It is a message the local member of parliament is accustomed to delivering. As City minister, John Glen knows better than most how the clouds of uncertainty that gathered over the Square Mile after Britain’s vote to leave the European Union have remained for almost two years. “The fog is clearing,” Mr Glen said on Monday in a speech before members of the financial services sector at the Guildhall in London.

In Whitehall a few hours later, in a spacious second-floor office in the Treasury, his positivity was unwavering. “The prospects look good. There’s a good degree of optimism in the economy.”

With less than a year to go before Brexit Mr Glen, 44, is confident that City banks and institutions will be “trading easily” with their European counterparts from day one. He bristled slightly when asked about the impact on financial services staff of departing from the EU. “It depends on which assumptions you use,” he said, brushing off the latest Bank of England prediction that more than 5,000 City jobs could move by next March. “I’m not really focused on the negative outcomes of this. I expect there to be evolving clarity in the next months and I imagine that will reinforce the global potential of London to continue to prosper.”
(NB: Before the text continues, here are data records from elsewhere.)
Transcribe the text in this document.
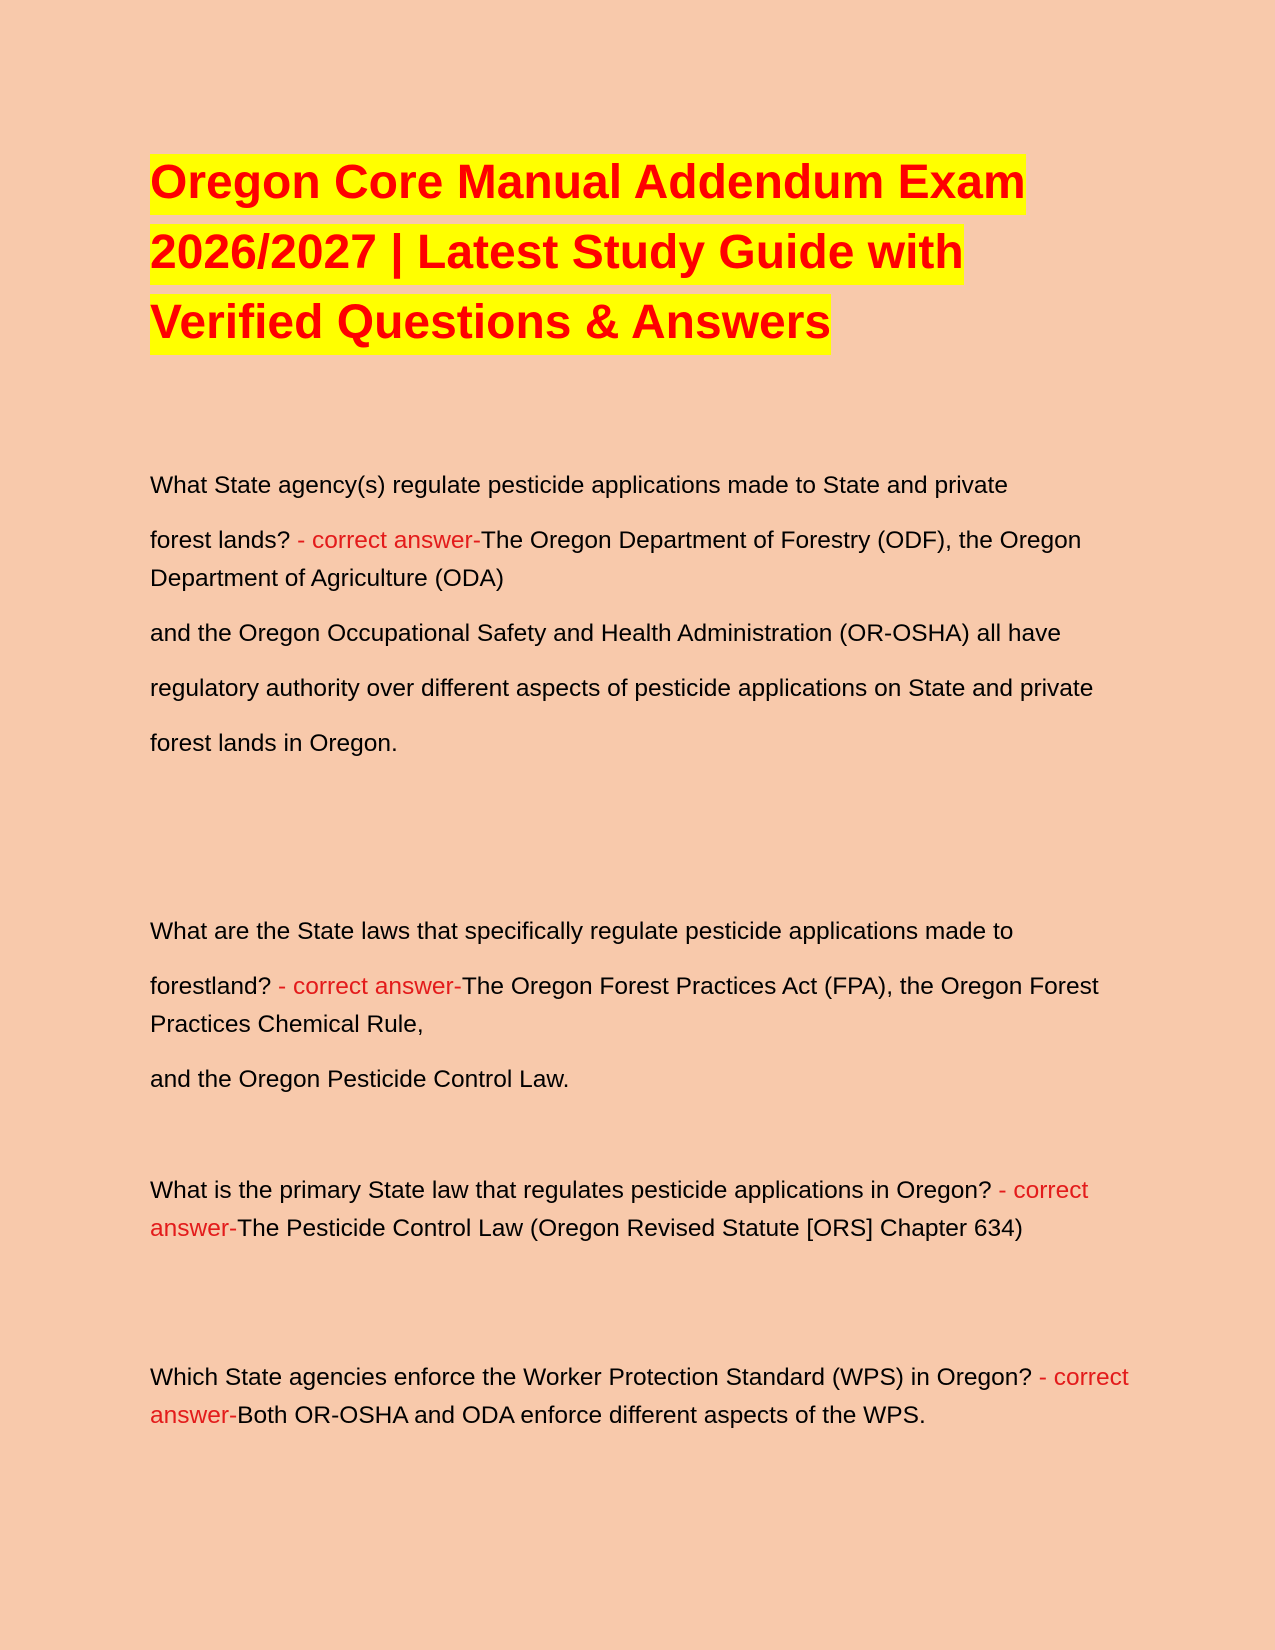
Oregon Core Manual Addendum Exam 2026/2027 | Latest Study Guide with Verified Questions & Answers

What State agency(s) regulate pesticide applications made to State and private

forest lands? - correct answer-The Oregon Department of Forestry (ODF), the Oregon Department of Agriculture (ODA)

and the Oregon Occupational Safety and Health Administration (OR-OSHA) all have

regulatory authority over different aspects of pesticide applications on State and private

forest lands in Oregon.

What are the State laws that specifically regulate pesticide applications made to

forestland? - correct answer-The Oregon Forest Practices Act (FPA), the Oregon Forest Practices Chemical Rule,

and the Oregon Pesticide Control Law.

What is the primary State law that regulates pesticide applications in Oregon? - correct answer-The Pesticide Control Law (Oregon Revised Statute [ORS] Chapter 634)

Which State agencies enforce the Worker Protection Standard (WPS) in Oregon? - correct answer-Both OR-OSHA and ODA enforce different aspects of the WPS.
The economic secretary to the Treasury is expected to play good cop and bad cop in the Square Mile, banging the drum for the industry but banging heads, too. On gender pay, for example, Mr Glen believes that there is much work to do with public disclosures over the past year revealing “cultural inhibitors to equal treatment of women” in some corners.
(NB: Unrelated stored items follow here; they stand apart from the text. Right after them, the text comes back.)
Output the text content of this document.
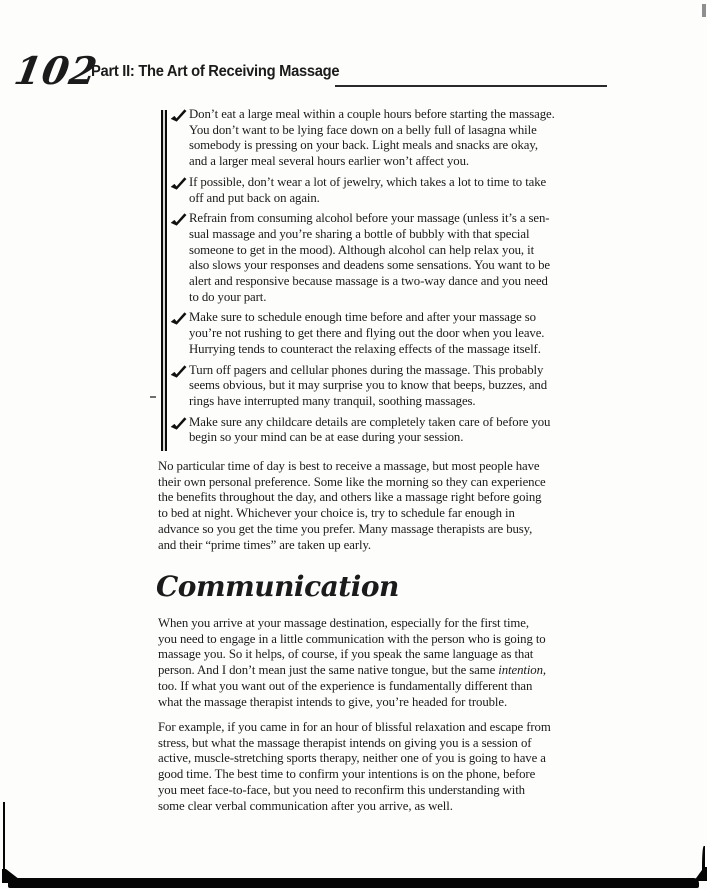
102
Part II: The Art of Receiving Massage
Don’t eat a large meal within a couple hours before starting the massage.
You don’t want to be lying face down on a belly full of lasagna while
somebody is pressing on your back. Light meals and snacks are okay,
and a larger meal several hours earlier won’t affect you.
If possible, don’t wear a lot of jewelry, which takes a lot to time to take
off and put back on again.
Refrain from consuming alcohol before your massage (unless it’s a sen-
sual massage and you’re sharing a bottle of bubbly with that special
someone to get in the mood). Although alcohol can help relax you, it
also slows your responses and deadens some sensations. You want to be
alert and responsive because massage is a two-way dance and you need
to do your part.
Make sure to schedule enough time before and after your massage so
you’re not rushing to get there and flying out the door when you leave.
Hurrying tends to counteract the relaxing effects of the massage itself.
Turn off pagers and cellular phones during the massage. This probably
seems obvious, but it may surprise you to know that beeps, buzzes, and
rings have interrupted many tranquil, soothing massages.
Make sure any childcare details are completely taken care of before you
begin so your mind can be at ease during your session.
No particular time of day is best to receive a massage, but most people have
their own personal preference. Some like the morning so they can experience
the benefits throughout the day, and others like a massage right before going
to bed at night. Whichever your choice is, try to schedule far enough in
advance so you get the time you prefer. Many massage therapists are busy,
and their “prime times” are taken up early.
Communication
When you arrive at your massage destination, especially for the first time,
you need to engage in a little communication with the person who is going to
massage you. So it helps, of course, if you speak the same language as that
person. And I don’t mean just the same native tongue, but the same intention,
too. If what you want out of the experience is fundamentally different than
what the massage therapist intends to give, you’re headed for trouble.
For example, if you came in for an hour of blissful relaxation and escape from
stress, but what the massage therapist intends on giving you is a session of
active, muscle-stretching sports therapy, neither one of you is going to have a
good time. The best time to confirm your intentions is on the phone, before
you meet face-to-face, but you need to reconfirm this understanding with
some clear verbal communication after you arrive, as well.
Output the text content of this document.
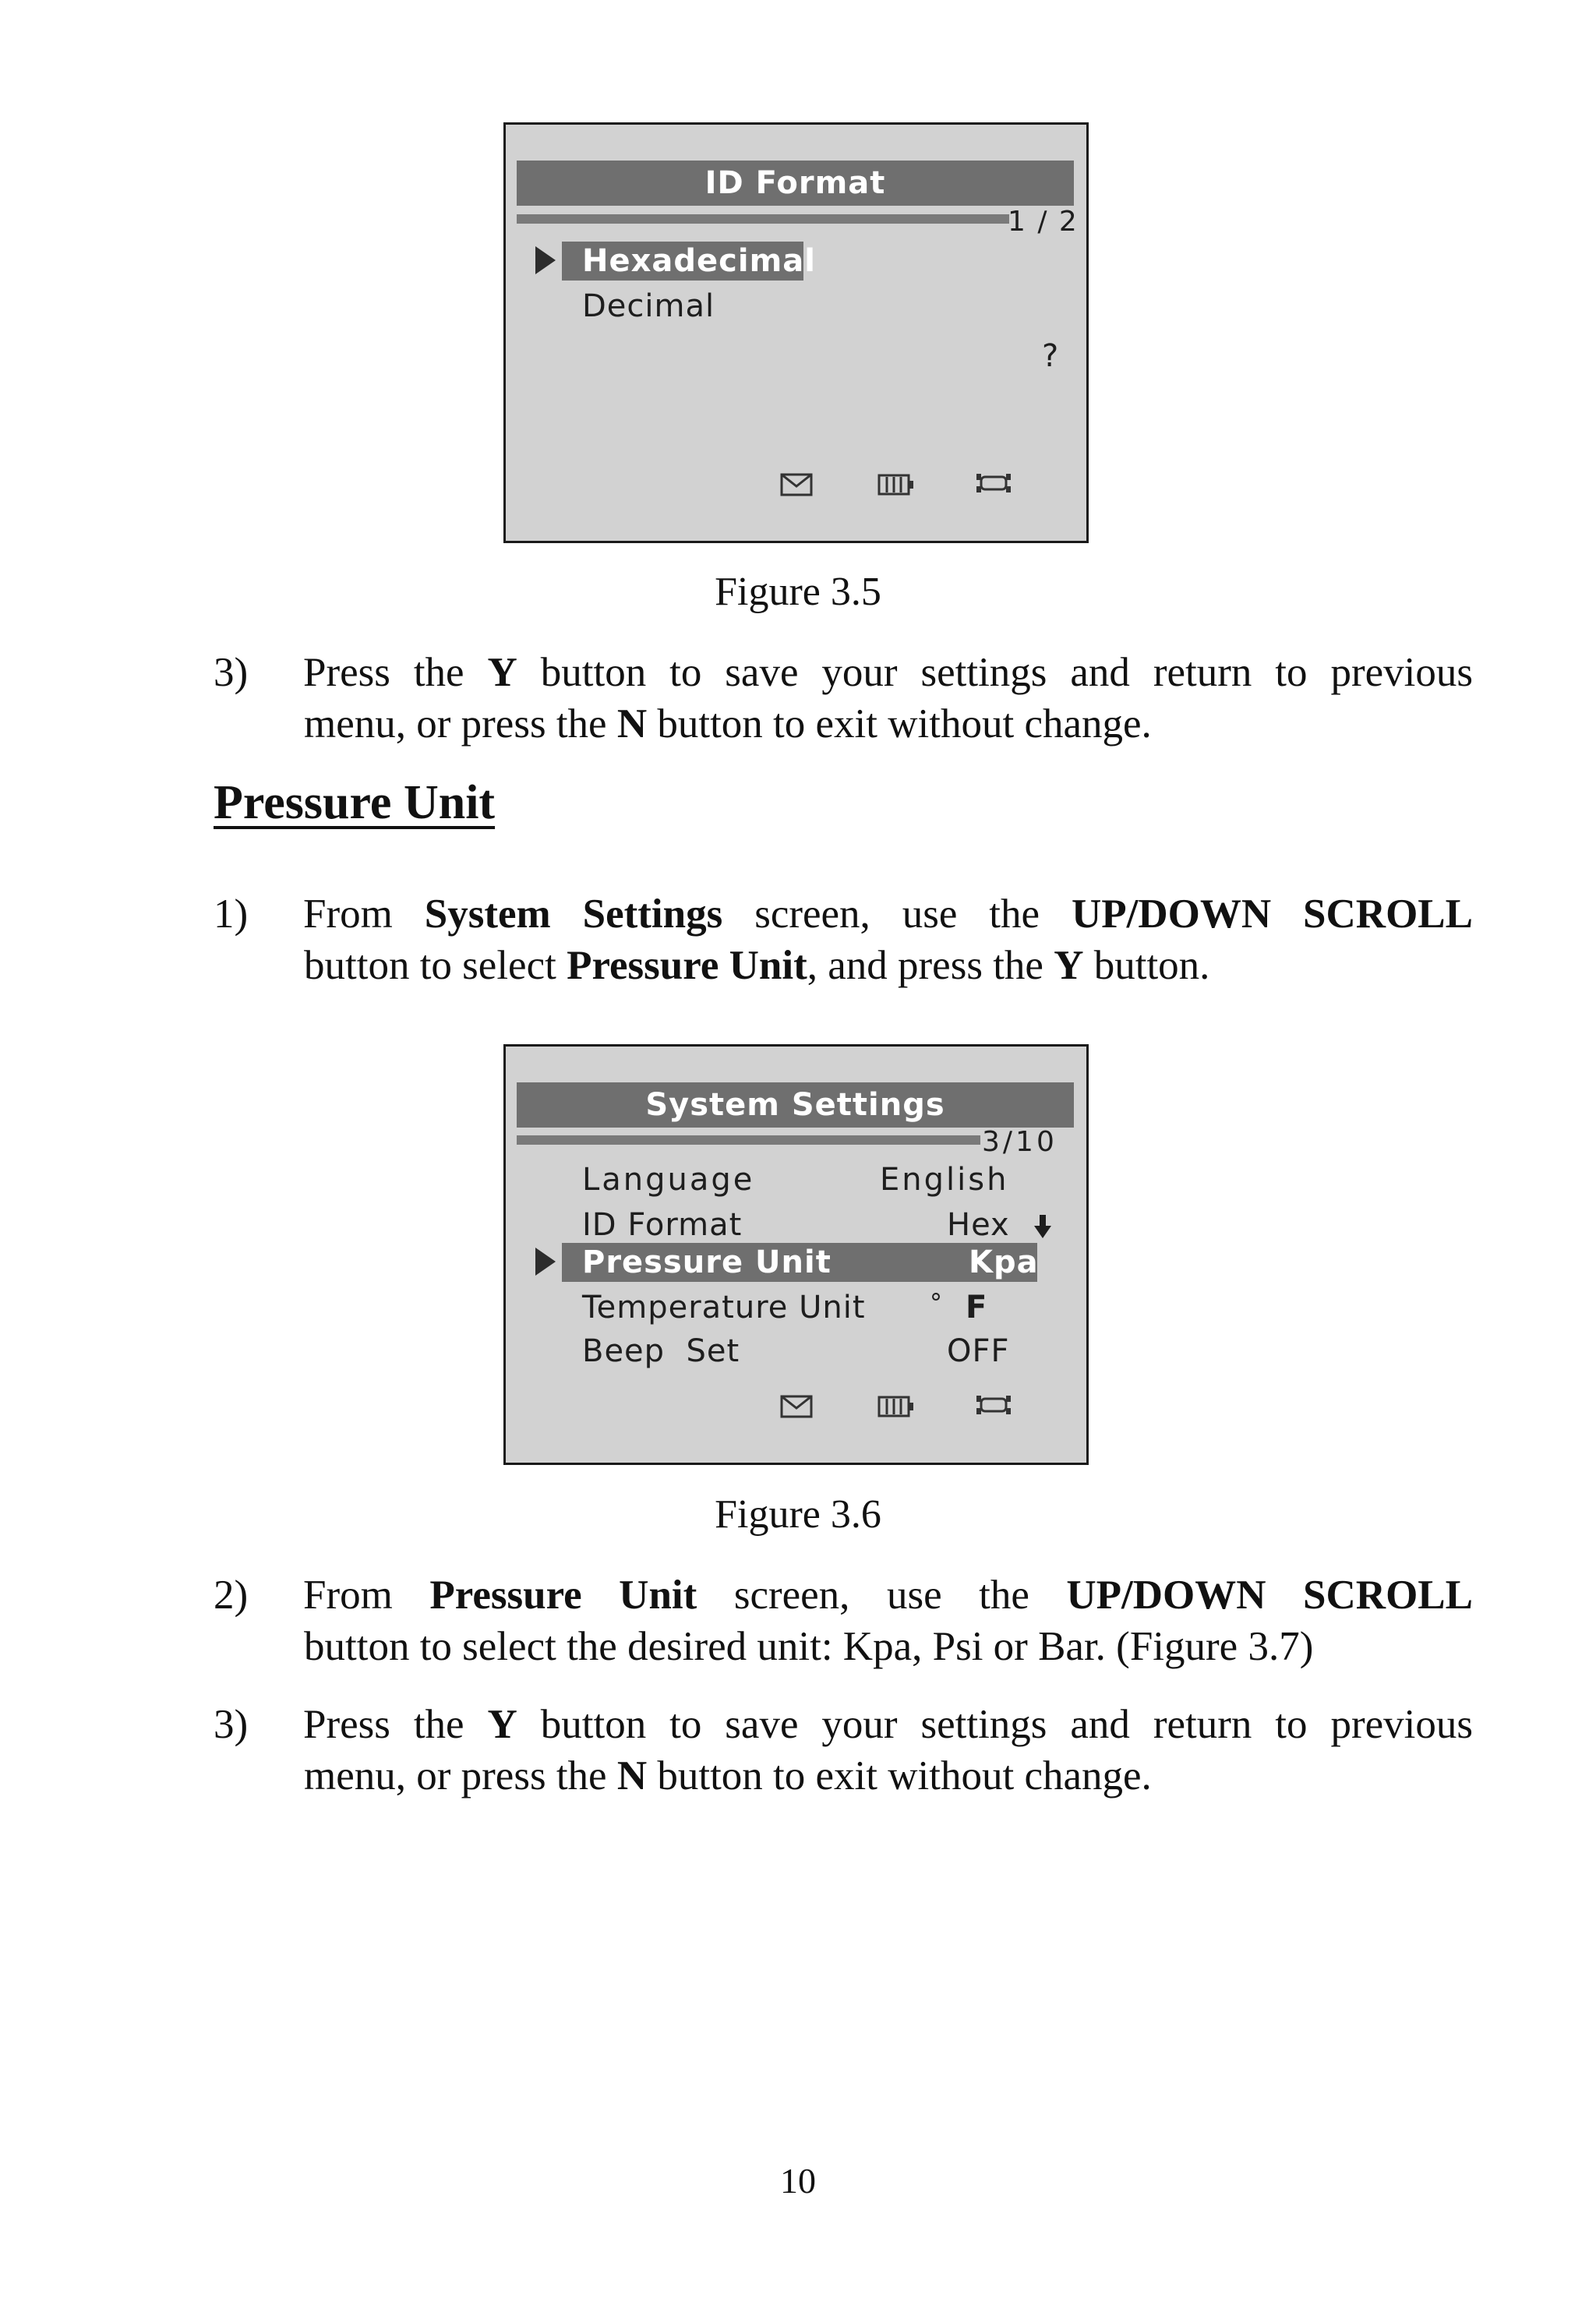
ID Format
1 / 2
Hexadecimal
Decimal
?
Figure 3.5
3) Press the Y button to save your settings and return to previous
menu, or press the N button to exit without change.
Pressure Unit
1) From System Settings screen, use the UP/DOWN SCROLL
button to select Pressure Unit, and press the Y button.
System Settings
3/10
Language	English
ID Format	Hex
Pressure Unit	Kpa
Temperature Unit	° F
Beep  Set	OFF
Figure 3.6
2) From Pressure Unit screen, use the UP/DOWN SCROLL
button to select the desired unit: Kpa, Psi or Bar. (Figure 3.7)
3) Press the Y button to save your settings and return to previous
menu, or press the N button to exit without change.
10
Having required employers with more than 250 staff to reveal their pay gaps, the government must retain an open mind over what to do about it, he said. “But I’m in favour of pointing out the gaps, the weaknesses, the deficiencies and encouraging industry to come forward with solutions.”
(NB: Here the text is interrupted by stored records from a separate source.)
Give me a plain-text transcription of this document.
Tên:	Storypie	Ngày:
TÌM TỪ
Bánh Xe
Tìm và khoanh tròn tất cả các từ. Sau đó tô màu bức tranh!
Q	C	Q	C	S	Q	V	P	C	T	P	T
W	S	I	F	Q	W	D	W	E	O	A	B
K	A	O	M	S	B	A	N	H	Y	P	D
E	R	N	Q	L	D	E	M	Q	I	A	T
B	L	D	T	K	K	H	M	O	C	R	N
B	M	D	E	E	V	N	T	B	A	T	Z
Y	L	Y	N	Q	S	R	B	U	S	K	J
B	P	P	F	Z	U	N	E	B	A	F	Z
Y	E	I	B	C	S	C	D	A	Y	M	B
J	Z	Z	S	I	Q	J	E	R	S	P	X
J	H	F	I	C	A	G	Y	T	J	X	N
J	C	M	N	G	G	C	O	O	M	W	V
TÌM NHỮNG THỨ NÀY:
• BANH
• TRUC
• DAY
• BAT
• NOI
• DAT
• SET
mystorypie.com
The fact that the FTSE 100 constituents have only half a dozen female chief executives demonstrates that there is a lot of progress to be made, he said. “But I’m confident that progress will be made because there is an understanding in the City that it can’t be tolerated and that massive proportions of the talent pool are being lost because there hasn’t been the focus on how to remove the biases that have existed historically.”

Mr Glen could perhaps relate to those impatient for promotion, having studied for a master’s degree in international security and strategy at King’s College London while a backbench MP. “I did a third degree there because I was getting a bit weary of waiting for ministerial office,” he confessed, with a laugh.

He caught the political bug young, on a visit to parliament aged 11. As an intern in the 1997 general election for Gary Streeter and Michael Bates, now Lord Bates, two fledgling Tory MPs, he noted that his work on the latter’s campaign “helped him lose his seat”. Having lost his own race in Plymouth in the 2001 election, Mr Glen was selected as Tory candidate in the safe seat of Salisbury.